"The current interim government is doing a better job than the old regime. The Gaddafi government only gave each child a subsidy of two dinars ($1.55) every month, but now it has risen to 50 dinars. But, as you see, streets in Tripoli are so narrow that there are jams every day. The new government should give a quick response to make a medium and long-term plan to upgrade infrastructure in Libya."
This was the response of a Libyan businessman, a Swarovski store owner in downtown Tripoli, when I asked him about the new government.
His feelings were mirrored by many during my recent week in Libya.

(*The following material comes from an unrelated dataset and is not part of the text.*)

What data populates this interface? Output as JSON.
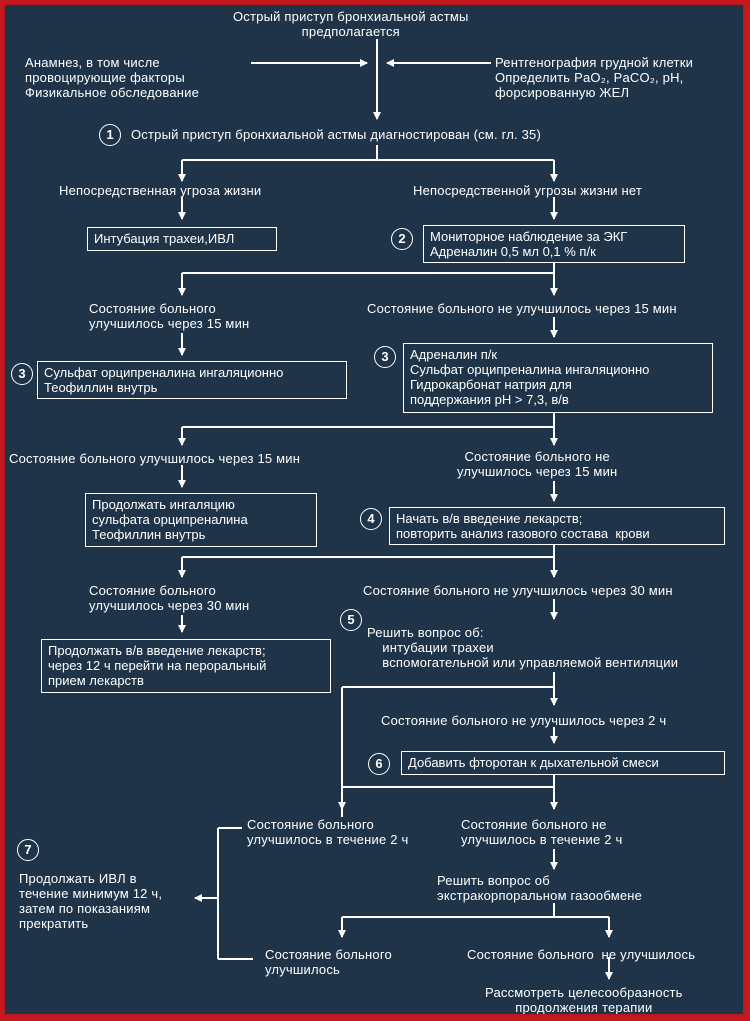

I could feel the Libyans' joy at liberation, and their high expectations for a new order.
"We now have democracy and freedom, but next we should focus on building a new country. The Gaddafi government handed a great amount of wealth to Africa for free. Now this wealth is given back to the Libyans." Muftah, a taxi driver from Benghazi, told me.
Libya's crude oil production has been restored to the level it was before the war. With huge oil reserves, the money is there for this small country, with its population of just 6 million people. However, a lagging political transition and the security vacuum have seriously hindered the pace of reconstruction.
Although Libya's political transition has been smoother than expected, it is still full of ups and downs. According to the transition road map, four months after the elections the Constituent Assembly should have prepared a new draft constitution. But instead, it's fallen into an endless debate.
All regions and tribes are eager to increase their weight in the new Libyan political landscape. Many feel their contribution to the overthrow of Muammar Gaddafi guarantees them a bigger piece of the pie. It has been impossible, so far, to reach a consensus.
Gaddafi destroyed all the state institutions in Libya, instead ruling through personal whim. Some special tribes were chosen as the foundation of his regime and given a lot of benefits. The majority of Libyans were alienated.
Conflicts due to this inequality among tribes exploded in the post-Gaddafi era. Pro-Gaddafi tribes suffered from the vengeance of others, and many of them had to flee from their home in Sirte and Sebha. I encountered them in Babal-Azizia, destroyed in the war, where they dwelt among the ruins of the city.
The formation of a unified Libyan national army and police force made little headway. Though 70 percent of the militias have been incorporated into the new force, it is hardly a unified army yet.
Even soldiers in the same patrol wear different clothes, some in US camouflage, some in Gaddafi-era uniforms, and some in civilian clothes. Libyans shake their heads and sigh when asked how to identify real soldiers.
Libya is now in a false peace hiding tribal contradictions and security vacuum.
Tripoli is bustling during the day, but after 9 pm, pedestrians disappear, and you can only hear the sounds of shooting and drag-racing.
Libya has barely any industry other than oil. The destroyed buildings in Misurata need foreign contractors to reconstruct. Poor civilians are waiting for affordable housing to be created by returned foreign builders.
But Libyans are still optimistic. Ali Nasef, dean of the Faculty of Economics and Political science at Tripoli University, told me that Libya will take the route of developing modern industry and services. Large quantities of foreign investment should be introduced to establish specialized industrial parks which will cut tax and implement preferential policies. Only by this approach can Libyans people gain modern technology and business management experience in order to escape dependence on the petroleum industry.
However, the slow political transition process and the lack of security have halted many foreign investments.
Security needs to be guaranteed before companies that fled during the civil war can return. But Libyan politicians are still squabbling over internal affairs, let alone discussing the conditions needed by foreign companies. Libya looks pretty good at first glance now. At least its people can lead normal and quiet lives. However, the Libyan people have much bigger wishes for prosperity. Yet, until the political transition is realized, those dreams have to be put on hold.